Chrysoblephus lophus
- Conservation status: Least Concern (IUCN 3.1)

Scientific classification
- Kingdom: Animalia
- Phylum: Chordata
- Class: Actinopterygii
- Order: Acanthuriformes
- Family: Sparidae
- Genus: Chrysoblephus
- Species: C. lophus
- Binomial name: Chrysoblephus lophus (Fowler, 1925)
- Synonyms: Sparus lophus Fowler, 1925;

= Chrysoblephus lophus =

- Authority: (Fowler, 1925)
- Conservation status: LC
- Synonyms: Sparus lophus Fowler, 1925

Species of fish

Chrysoblephus lophus, the false red stumpnose or the false Englishman, is a species of marine ray-finned fish belonging to the family Sparidae, the seabreams and porgies. This species is endemic to the South African waters of the southwestern Indian Ocean.

==Taxonomy==
Chrysoblephus lophus was first formally described as Sparus lophus in 1925 by the American zoologist Henry Weed Fowler with its type locality the coast of KwaZulu Natal. The genus Chrysoblephus is placed in the family Sparidae within the order Spariformes by the 5th edition of Fishes of the World. Some authorities classify this genus in the subfamily Sparinae, but the 5th edition of Fishes of the World does not recognise subfamilies within the Sparidae.

==Etymology==
Chrysoblephus lophus has the specific namelophus which means "crested", an allusion to the high nape in adult males of this species.

== Description ==
Chrysoblephus lophus has its dorsal fin is supported by 11 spines, the 3rd to 5th spines being clearly elongated in comparison to the others, and 10 soft rays. The anal fin contains 3 spines and 9 soft rays. It has a deep and compressed body with a blunt snout and a steep, almost vertical, dorsal profile to the head. It a little bulbous from above the upper lip to the area between the eyes which is bony and corrugated and which becomes rougher as the fish ages. The overall colour of the body is silvery reddish orange marked with between 5 and 8 light coloured vertical bars and with a pale belly. The false red stumpnose has a maximum published total length of 50 cm, although 35 cm is more typical.
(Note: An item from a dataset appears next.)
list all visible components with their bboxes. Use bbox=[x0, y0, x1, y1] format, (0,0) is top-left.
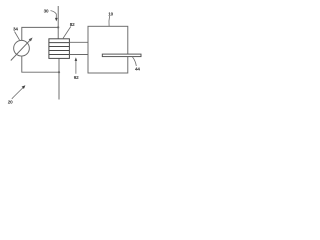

== Distribution and habitat ==
Chrysoblephus lophus is endemic to the southwestern Indian Ocean off the coast of Southern Africa. It occurs in South Africa from Sodwana Bay to East London, South Africa, and has been reported off Madagascar. Records from Mozambique remain unconfirmed. It is found at depths between 20 and 150 m on deeper offshore reefs.

==Biology==
Chrysoblephus lophus preys on molluscs, crustaceans, echinoderms and smaller fish. Little is known about the reproductive biology but it is thought they may be hermaphroditic and spawning occurs in Spring.